Carefully fold the dry ingredients, in two batches, into the beaten egg whites with a flexible rubber spatula. If you want your macaron shells to be red, this is where you'd to add in the food coloring (with the dry ingredients), otherwise, you can just skip it and use the food coloring as paint to paint it on once the cookies are assembled (like I did!). When the mixture is just smooth and there are no streaks of egg white, stop folding and scrape the batter into the pastry bag (standing the bag in a tall glass helps if you’re alone).
Pipe the batter on the parchment-lined baking sheets in 1.35-inch (3.5 cm) circles evenly spaced one-inch (3 cm) apart. Quickly after it's piped, sprinkle a few espresso powder over each shell (this step is optional, personally I do it because I like how they macarons look once they're baked).
Rap the baking sheet a few times firmly on the counter top to flatten the macarons. Then it let sit for at 30-60 minutes (okay, I've done it with just 15 minutes before and they turn out fine, but whatever you do, do not skip this step; even at just 15 minutes) before baking them in the oven, 15-17 minutes. Let cool completely then remove from baking sheet.
to make the peppermint buttercream frosting filling: beat butter for a few minutes with a mixer with the paddle attachment on medium speed (or you can use a hand mixer). add the 2 cups of powdered sugar and turn your mixer on the lowest speed (so the sugar doesn’t blow everywhere) until the sugar has been incorporated with the butter. increase mixer speed to medium and add peppermint extract, and 1 tablespoon of milk/cream and beat for 3 minutes. if your frosting needs a more stiff consistency, add a little more sugar. if your frosting needs to be thinned out, add remaining tablespoon of milk, a little at a time. once you've gotten the right consistency and the buttercream is complete, add in the crushed peppermint candy cane pieces and mix until incorporated. of course, this last part here is optional, you can skip it if you like. i personally like the added crunch when biting into my peppermint macaron, so i do this last step. :)

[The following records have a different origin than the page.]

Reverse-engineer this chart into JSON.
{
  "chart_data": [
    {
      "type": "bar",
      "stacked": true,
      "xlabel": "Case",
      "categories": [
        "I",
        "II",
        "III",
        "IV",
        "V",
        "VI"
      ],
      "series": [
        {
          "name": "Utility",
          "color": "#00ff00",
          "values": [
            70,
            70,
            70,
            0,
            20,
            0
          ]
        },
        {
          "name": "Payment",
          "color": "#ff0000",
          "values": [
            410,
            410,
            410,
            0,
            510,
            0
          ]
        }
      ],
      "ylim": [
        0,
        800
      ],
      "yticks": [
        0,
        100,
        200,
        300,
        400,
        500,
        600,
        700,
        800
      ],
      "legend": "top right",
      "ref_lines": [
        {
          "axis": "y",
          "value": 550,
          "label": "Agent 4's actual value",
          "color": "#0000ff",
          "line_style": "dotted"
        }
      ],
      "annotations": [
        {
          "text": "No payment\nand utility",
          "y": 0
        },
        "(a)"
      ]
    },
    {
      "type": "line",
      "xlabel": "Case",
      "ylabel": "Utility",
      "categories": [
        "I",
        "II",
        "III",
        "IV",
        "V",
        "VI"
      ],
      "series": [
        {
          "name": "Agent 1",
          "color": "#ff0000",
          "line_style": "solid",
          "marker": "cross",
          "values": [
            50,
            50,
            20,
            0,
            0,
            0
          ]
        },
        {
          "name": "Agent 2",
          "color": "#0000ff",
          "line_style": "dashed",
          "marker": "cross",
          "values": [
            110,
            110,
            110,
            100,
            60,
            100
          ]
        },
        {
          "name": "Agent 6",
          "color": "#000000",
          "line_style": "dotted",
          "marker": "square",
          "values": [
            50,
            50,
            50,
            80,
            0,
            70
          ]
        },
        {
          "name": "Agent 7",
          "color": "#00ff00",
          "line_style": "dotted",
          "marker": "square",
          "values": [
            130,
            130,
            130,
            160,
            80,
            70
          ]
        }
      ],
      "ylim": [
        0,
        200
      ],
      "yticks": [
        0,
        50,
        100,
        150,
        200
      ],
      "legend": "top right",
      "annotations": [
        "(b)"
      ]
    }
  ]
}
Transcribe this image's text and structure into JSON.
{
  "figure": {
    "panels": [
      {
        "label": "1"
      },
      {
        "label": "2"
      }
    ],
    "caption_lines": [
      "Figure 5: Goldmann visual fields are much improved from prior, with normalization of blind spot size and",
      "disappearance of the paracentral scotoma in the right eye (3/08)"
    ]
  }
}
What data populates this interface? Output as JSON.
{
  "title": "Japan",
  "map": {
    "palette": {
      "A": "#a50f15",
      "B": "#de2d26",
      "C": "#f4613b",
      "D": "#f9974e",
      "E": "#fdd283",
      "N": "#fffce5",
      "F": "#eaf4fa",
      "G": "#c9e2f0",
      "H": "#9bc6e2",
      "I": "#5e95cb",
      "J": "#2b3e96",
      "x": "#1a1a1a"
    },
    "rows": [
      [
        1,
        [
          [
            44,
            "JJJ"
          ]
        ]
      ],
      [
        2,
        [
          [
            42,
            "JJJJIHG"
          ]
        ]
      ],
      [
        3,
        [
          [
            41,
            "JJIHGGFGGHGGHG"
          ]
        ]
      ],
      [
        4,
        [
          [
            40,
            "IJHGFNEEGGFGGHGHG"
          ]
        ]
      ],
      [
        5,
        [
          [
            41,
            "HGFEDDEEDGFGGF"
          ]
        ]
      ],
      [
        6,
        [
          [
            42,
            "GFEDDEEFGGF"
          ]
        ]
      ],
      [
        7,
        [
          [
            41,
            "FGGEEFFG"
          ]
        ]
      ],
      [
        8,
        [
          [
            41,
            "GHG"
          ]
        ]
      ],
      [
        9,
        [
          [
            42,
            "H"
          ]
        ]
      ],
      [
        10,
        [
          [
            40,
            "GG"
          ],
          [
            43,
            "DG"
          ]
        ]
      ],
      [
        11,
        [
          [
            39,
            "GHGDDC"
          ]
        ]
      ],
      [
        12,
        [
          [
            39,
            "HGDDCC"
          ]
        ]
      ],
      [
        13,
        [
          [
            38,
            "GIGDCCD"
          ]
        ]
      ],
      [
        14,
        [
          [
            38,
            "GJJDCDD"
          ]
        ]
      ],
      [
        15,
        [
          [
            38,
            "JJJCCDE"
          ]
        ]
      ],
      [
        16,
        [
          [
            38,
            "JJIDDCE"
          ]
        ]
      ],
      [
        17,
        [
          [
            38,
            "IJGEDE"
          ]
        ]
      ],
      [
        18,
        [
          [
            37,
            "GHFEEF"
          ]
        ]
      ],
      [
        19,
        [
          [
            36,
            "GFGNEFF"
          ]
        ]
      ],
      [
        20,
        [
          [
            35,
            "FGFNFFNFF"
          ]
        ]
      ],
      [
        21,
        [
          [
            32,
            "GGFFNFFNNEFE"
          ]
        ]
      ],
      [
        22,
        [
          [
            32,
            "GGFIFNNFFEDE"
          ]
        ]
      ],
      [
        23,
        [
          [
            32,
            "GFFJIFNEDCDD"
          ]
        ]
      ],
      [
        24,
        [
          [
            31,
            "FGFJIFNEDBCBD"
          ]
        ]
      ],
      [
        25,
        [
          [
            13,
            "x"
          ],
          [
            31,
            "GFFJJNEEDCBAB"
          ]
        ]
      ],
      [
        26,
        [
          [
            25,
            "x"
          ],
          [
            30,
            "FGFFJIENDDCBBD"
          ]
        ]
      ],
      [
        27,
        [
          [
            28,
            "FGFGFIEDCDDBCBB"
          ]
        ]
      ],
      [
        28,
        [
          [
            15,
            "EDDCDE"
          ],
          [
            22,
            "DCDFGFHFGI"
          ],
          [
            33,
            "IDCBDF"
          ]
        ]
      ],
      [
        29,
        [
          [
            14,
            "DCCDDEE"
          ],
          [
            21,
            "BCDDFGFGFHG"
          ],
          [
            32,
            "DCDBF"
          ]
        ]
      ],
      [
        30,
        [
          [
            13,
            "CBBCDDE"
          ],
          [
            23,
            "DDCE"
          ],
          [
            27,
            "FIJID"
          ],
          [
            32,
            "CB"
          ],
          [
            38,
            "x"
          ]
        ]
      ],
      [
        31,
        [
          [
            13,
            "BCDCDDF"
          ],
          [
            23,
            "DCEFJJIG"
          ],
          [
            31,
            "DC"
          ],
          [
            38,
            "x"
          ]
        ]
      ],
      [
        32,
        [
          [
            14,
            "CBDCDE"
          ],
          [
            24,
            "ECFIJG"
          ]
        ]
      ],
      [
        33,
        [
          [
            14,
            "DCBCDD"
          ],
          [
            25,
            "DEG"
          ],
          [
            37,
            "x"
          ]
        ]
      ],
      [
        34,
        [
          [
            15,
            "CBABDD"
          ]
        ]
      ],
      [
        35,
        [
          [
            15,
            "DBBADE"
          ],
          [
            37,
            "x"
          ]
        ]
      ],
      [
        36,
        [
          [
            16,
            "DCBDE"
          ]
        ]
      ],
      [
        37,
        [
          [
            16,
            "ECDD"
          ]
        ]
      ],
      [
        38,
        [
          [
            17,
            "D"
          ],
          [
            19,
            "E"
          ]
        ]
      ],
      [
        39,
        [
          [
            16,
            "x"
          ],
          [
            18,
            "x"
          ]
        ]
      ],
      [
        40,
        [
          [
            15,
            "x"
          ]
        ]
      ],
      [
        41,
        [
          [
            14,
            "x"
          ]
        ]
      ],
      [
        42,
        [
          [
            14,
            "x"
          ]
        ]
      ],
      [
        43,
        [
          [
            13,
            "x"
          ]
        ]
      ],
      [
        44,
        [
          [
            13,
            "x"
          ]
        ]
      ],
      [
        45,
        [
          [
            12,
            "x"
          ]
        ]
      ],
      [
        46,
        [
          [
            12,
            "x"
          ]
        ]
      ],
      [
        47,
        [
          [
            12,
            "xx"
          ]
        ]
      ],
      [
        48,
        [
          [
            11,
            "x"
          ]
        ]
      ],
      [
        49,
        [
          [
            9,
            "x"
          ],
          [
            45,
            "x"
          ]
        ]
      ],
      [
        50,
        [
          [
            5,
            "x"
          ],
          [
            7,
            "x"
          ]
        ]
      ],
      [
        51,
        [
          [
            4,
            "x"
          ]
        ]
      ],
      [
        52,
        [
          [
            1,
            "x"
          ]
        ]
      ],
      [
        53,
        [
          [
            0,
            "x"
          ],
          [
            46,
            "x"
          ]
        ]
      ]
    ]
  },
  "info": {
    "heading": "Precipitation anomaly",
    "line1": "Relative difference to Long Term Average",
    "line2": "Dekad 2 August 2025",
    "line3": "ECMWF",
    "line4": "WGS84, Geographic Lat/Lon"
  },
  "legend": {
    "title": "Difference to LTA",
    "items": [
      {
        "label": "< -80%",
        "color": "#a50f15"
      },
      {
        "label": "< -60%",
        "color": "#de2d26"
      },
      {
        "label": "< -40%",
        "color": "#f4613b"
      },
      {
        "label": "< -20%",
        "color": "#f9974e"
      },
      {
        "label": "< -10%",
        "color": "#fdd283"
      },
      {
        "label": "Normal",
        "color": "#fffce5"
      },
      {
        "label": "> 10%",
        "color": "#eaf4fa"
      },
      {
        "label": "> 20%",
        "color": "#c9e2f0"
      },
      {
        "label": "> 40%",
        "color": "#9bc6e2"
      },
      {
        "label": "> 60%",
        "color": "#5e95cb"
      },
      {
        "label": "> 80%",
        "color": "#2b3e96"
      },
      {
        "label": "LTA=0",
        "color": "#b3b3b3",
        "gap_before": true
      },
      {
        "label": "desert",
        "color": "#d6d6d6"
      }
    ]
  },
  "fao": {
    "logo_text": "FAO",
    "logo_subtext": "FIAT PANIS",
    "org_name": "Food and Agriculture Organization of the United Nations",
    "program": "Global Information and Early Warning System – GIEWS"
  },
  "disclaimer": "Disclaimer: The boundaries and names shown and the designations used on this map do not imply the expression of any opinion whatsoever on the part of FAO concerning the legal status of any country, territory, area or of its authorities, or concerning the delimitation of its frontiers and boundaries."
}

to assemble: Before assembling these cookies, make sure to pair up all the cookie shells so they are as close as possible in size. Then using a knife, spread a good amount of the peppermint filling on the inside of the macarons then sandwich them together. Sprinkle the crushed peppermint candy cane pieces over the filling portion of the assembled macaron. Or you can roll the cookie on the candy pieces. This last step adds a nice decorated touch to these peppermint macarons. They are so cute and delicious!
Let them stand at least one day (keep them refrigerated) before serving (serve at room temperature), to meld the flavors. Or if you can't wait to dig in and eat, I say wait a few hours, at least! (Shhhh, I've eaten them newly assembled too, and they taste just as yummy! hahahaha). But really, for the best optimal flavor and taste, you must wait at least one day. They really are THAT good and worth the wait!
Store in an airtight container for up to 5 days.
Makes about 16-20 cookies. Enjoy and happy eating! :)
Note: I typically just bake mine for 15 minutes and they turn out fine. But yours may be different as all oven temperatures vary so letting them bake the full 17 minutes may be fine. I say set your timer for 15 minutes and add on from there.